KernelNewbies:

Linux 4.14 has been released on 12 Nov 2017.

Summary: This release includes support for bigger memory limits in x86 hardware (128PiB of virtual address space, 4PiB of physical address space); support for AMD Secure Memory Encryption; a new unwinder that provides better kernel traces and a smaller kernel size; a cgroups "thread mode" that allows resource distribution across the threads of a group of processes; support for the zstd compression algorithm has been added to Btrfs and Squashfs; support for zero-copy of data from user memory to sockets; better asynchronous buffered I/O support; support for Heterogeneous Memory Management that will be needed in future GPUs; better cpufreq behaviour in some corner cases; Longer-lived TLB entries by using the PCID CPU feature; asynchronous non-blocking buffered reads; and many new drivers and other improvements.

1. Prominent features

1.1. Bigger memory limits

Original x86-64 was limited by 4-level paging to 256 TiB of virtual address space and 64 TiB of physical address space. People are already bumping into this limit: some vendors offers servers with 64 TiB of memory today. To overcome the limitation upcoming hardware will introduce support for 5-level paging. It is a straight-forward extension of the current page table structures adding one more layer of translation. It bumps the limits to 128 PiB of virtual address space and 4 PiB of physical address space. This "ought to be enough for anybody" ©.

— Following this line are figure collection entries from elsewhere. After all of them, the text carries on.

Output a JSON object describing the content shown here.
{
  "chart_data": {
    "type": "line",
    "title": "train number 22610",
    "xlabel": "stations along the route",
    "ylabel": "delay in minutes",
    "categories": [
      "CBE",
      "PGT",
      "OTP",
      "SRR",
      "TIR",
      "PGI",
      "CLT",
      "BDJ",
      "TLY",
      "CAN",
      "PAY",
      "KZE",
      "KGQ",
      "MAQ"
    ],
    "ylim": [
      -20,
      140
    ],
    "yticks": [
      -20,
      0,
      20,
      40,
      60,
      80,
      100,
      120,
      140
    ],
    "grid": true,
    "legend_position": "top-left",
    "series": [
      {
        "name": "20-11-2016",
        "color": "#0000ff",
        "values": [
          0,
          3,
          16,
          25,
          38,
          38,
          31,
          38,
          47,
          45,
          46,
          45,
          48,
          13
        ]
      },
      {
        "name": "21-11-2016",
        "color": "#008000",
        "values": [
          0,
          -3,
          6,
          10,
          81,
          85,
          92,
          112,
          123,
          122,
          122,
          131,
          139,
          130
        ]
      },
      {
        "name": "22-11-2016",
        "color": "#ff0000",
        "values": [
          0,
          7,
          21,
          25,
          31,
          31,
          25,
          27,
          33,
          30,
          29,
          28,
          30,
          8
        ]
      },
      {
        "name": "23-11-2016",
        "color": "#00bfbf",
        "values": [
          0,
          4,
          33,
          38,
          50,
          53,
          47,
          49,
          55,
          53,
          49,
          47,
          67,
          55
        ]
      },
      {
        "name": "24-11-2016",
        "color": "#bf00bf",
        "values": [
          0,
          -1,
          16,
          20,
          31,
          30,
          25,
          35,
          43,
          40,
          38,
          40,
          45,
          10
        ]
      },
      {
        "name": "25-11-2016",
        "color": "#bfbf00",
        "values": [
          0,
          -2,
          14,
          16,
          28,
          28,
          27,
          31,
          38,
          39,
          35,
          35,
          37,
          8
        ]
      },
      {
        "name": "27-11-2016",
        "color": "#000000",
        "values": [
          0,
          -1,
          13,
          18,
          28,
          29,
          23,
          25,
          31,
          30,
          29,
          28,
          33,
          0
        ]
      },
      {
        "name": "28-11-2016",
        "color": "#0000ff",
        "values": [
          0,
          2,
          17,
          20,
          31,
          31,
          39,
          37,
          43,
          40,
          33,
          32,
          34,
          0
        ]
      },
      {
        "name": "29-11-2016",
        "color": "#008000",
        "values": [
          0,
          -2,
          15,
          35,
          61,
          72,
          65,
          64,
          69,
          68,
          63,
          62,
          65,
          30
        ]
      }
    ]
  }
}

On x86, 5-level paging enables 56-bit userspace virtual address space. Not all user space is ready to handle wide addresses. It's known that at least some JIT compilers use higher bits in pointers. It collides with valid pointers with 5-level paging and leads to crashes. To mitigate this, the Linux kernel will not allocate virtual address space above 47-bit by default. Userspace can ask for allocation from full address space by specifying hint address above 47-bits.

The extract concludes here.